El cadáver, acribillado, cayó, pero sus ojos, todavía vivos, tuvieron un último destello en aquella segunda muerte, y la voz resonó potente, antinatural, en una última plegaria al dios del mal. La muerte parecía no poder ya destruir por completo a aquel ser infernal... Consiguió arrastrase penosamente hasta la hoguera de los ritos, y con esfuerzos sobrehumanos se arrojó a las llamas.
El fuego invadió el objetivo, y aquella aparición espectral se desvaneció, no sin lanzar una postrera maldición... Sus ojos imploraban la tierra, que se abrió complaciente, y un grito, impregnado de infernal alegría, acompañó su caída... Satanás había recuperado lo que le pertenecía.
Cuando terminó la película y se iluminó el local, pudimos ver que en los rostros de los espectadores estaban impresas la perplejidad y el miedo más intensos.
A pesar de la banalidad del argumento, el actor que hacía el papel de cadáver había conseguido, con la fuerza de su interpretación, infundir el terror en los espectadores.
Estaba realmente muerto, sus ojos sabían... Su voz era la de Lázaro resucitado.
Les y yo todavía no conseguíamos hablar. Lentamente, nos encaminamos hacia el despacho del director del local...
* * *
Edmard Hech estaba sentado tras un escritorio cubierto de polvorientos papeles. No demostró la menor alegría al vernos, al contrario, parecía bastante molesto. Cuando Les le preguntó cómo había conseguido aquella película, se puso a despotricar.
No enteramos de que Return to the Sabbath había sido enviada desde Inglewood. Ellos habían pedido un western, que por error había sido substituido por aquella maldita cinta, que evidentemente no era la más adecuada para completar un espectáculo de revista.

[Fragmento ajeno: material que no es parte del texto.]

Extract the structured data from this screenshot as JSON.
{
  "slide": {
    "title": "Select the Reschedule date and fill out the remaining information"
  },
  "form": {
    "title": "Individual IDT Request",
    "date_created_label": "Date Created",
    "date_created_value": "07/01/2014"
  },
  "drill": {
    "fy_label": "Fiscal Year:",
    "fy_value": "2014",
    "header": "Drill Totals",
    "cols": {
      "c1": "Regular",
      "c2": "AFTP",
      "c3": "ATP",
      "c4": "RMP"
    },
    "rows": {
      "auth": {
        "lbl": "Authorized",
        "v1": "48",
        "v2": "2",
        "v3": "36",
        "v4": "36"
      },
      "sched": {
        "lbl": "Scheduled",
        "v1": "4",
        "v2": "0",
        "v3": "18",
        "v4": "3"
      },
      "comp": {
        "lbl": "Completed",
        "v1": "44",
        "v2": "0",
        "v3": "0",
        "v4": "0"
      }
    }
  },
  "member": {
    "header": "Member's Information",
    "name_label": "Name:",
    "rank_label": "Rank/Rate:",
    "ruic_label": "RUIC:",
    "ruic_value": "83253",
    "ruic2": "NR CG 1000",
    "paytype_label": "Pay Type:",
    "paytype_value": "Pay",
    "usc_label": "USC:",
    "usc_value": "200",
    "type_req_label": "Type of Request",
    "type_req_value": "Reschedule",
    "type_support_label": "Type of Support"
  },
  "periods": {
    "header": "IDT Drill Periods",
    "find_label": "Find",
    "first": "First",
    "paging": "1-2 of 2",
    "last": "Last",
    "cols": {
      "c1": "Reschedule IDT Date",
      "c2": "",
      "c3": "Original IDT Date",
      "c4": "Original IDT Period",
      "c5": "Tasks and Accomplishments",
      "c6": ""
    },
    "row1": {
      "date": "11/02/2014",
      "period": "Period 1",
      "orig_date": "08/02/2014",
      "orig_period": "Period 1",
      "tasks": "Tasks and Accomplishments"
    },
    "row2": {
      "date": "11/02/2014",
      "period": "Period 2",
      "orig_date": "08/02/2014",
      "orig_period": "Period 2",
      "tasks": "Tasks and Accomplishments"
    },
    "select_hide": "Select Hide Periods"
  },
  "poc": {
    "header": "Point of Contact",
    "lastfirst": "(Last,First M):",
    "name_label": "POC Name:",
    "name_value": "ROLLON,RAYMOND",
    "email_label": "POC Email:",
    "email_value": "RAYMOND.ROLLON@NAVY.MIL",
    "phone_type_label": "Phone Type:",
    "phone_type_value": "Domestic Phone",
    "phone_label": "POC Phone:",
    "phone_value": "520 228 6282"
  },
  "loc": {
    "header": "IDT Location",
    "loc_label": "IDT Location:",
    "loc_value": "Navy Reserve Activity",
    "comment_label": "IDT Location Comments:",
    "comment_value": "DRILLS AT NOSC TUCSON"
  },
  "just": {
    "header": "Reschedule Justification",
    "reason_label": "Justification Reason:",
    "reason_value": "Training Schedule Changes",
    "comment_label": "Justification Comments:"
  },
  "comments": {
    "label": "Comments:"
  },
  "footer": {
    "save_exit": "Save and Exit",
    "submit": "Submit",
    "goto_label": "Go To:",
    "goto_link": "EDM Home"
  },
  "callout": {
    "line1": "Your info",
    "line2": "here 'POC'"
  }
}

Presentar a un público como aquél una película de esa clase, y en lengua extranjera, para colmo. Hech estaba fuera de sí y seguía imprecando contra los estúpidos importadores de películas.
Necesitamos un buen rato para sacarle el nombre de la agencia que le había enviado el film, pero al fin lo conseguimos.
Al día siguiente, Les habló con el jefe, y a mí se me encargó que escribiera un artículo sobre Karl Yorla, el intérprete de la película, un austríaco, rey del terror.
Yorla, invitado por nuestro periódico a venir a los Estados Unidos, se embarcó inmediatamente hacia New York.
Publiqué la noticia, intentando darle un aire muy interesante. Pero pronto me quedé sin material: había ocurrido todo tan de prisa que no habíamos tenido tiempo de informarnos. En realidad, no sabíamos nada concreto sobre Karl Yorla.
Tras pedir informes a las empresas cinematográficas austríacas y alemanas, abandonamos toda investigación sobre la vida privada del actor. No había nada de que enterarse. Evidentemente, había trabajado por primera vez en "Return to the Sabbath", pues era completamente desconocido.
La película no había sido representada nunca en el extranjero. A causa de una serie de errores accidentales, Inglewood se había hecho con una copia, que luego había sido enviada a los Estados Unidos.
No podíamos saber cuál sería la reacción del público ni cómo acogería al nuevo actor; la película no podía ser doblada y puesta en circulación. Teníamos que esperar a Karl Yorla. Todo dependía de él.
No sabíamos qué hacer. Teníamos entre manos el boom del año y no podíamos utilizarlo como hubiéramos querido.
De todos modos, Yorla había prometido que llegaría en dos semanas. Me habían encargado a mí que tomara contacto con él a su llegada. Tenía que hablar con él y sacarle unas cuantas noticias interesantes para elaborar un buen artículo.
Tres de nuestros mejores guionistas habían sido movilizados para preparar un guión adecuado al actor austríaco. La trama debería parecerse a la de la película precedente, pues queríamos incluir la escena de la resurrección del cadáver. Aquel retorno de la muerte estaba demasiado bien conseguido para desaprovecharlo.
Yorla llegó el 7 de octubre. Se hospedó en el hotel que le habíamos reservado, y al día siguiente fui a visitarlo.
Lo vi por vez pnmera en saloncito de su suite.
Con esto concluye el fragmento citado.